In 1973, Sammeth joined the highly respected Katz-Gallin Enterprises, Personal Management Firm that not only represented the Osmonds, but many of the biggest names in Hollywood. He eventually began managing the careers of Joan Rivers, Cher, Olivia Newton-John, Lily Tomlin, Dolly Parton, and many others.[3] He soon became the scale show booker for Katz-Gallin, booking clients on shows such as Hollywood Squares, The Merv Griffin Show, the Mike Douglas Show, Dinah!, and The Tonight Show.

In 1983, Sammeth left Katz-Gallin and set up his own agency, The Bill Sammeth Organization, which is still in existence. His first clients were Cher,[4] Joan Rivers,[5] Olivia Newton-John and KC and the Sunshine Band[3], and Adam Bowen.

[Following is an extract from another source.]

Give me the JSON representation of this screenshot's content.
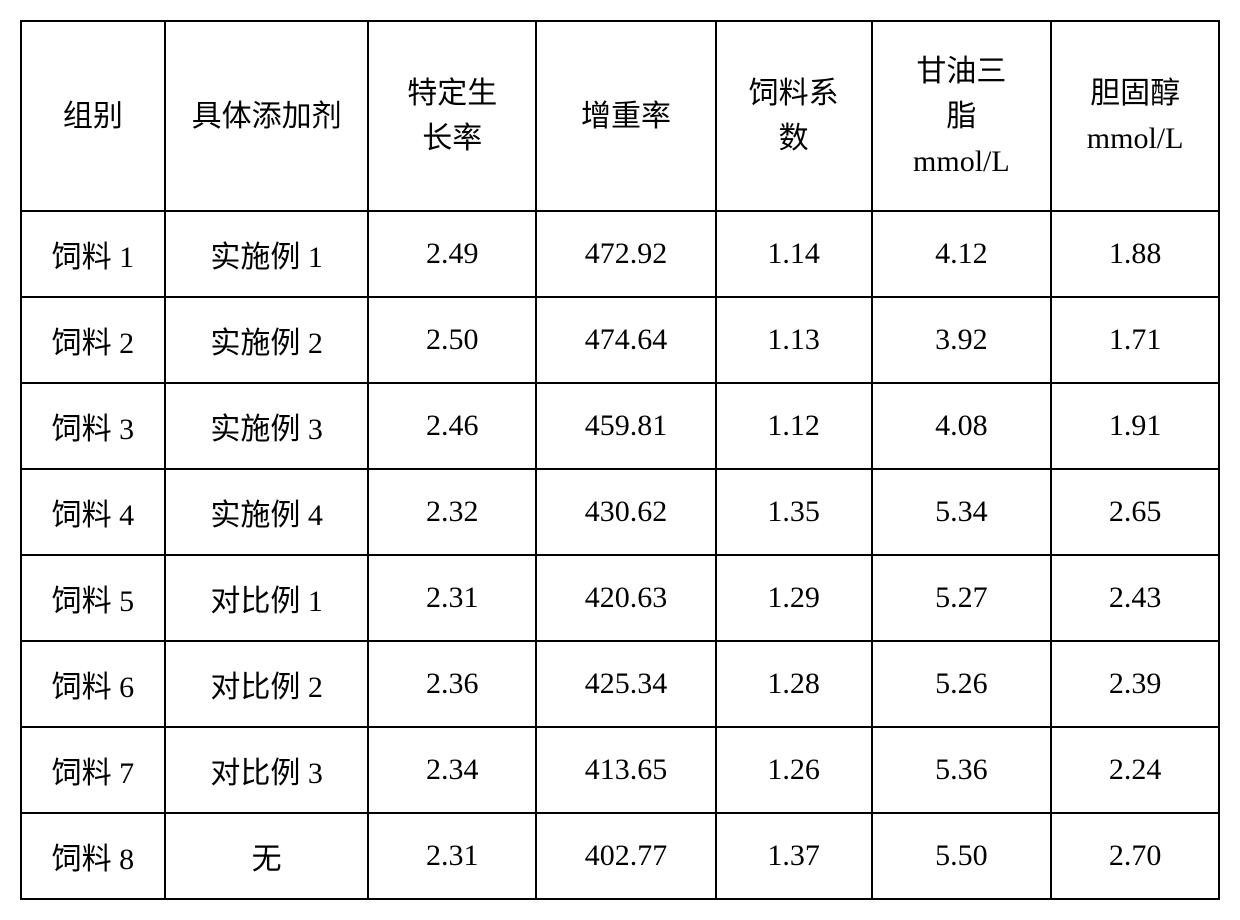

Television and Writing[edit]

Sammeth appeared onITV’s Soapstar Superstar with Cilla Black, where he was referred to as the "American Simon Cowell", and his no holds barred commentary led him to be known as “that over the top, over opinionated American Manager” in the English dailies. On Sammeth’s very first show, he took exception to contestant Wendy Peters wardrobe, and advised her to accentuate the positive and to cover up the negative, “like your arms”, which led to immediate press for the show and Sammeth.[6] For the second season, the judging team consisted of Sammeth, Martine McCutcheon, and Michael Ball.

Sammeth also wrote for The Late Show starring Joan Rivers which aired on Fox from 1986 to 1988. He executive produced the TV Movie Joan Rivers and Friends Salute Heidi Abromowitz[7] in 1985, as well the Mirage[8] in 1990. He also appeared in the documentary Joan Rivers: A Piece of Work.[9]

Sammeth's memoir was released in 2013.[needs update][10]


In 1999, after being fired by Cher, days before singing the national anthem at the Super Bowl, Sammeth sued the singer/actress for "unspecified damages", claiming that he was to receive 15% of the profits of Cher's album Believe.[11]

Sammeth sued Joan Rivers for defamation and owed money,[12] after he was fired directly after Rivers' win on The Celebrity Apprentice. He claims that her portrayal of him as the "missing manager" in her documentary Joan Rivers: A Piece of Work was defamatory to his career and that she owed him money for expenses he covered with his own credit cards during the filming of Celebrity Apprentice.[10]

Awards and Nominations[edit]

Sammeth was nominated as Personal Manager of the Year in the Pollstar Awards and was awarded Personal Manager of the Year by the Conference of Personal Managers in 1985.[13]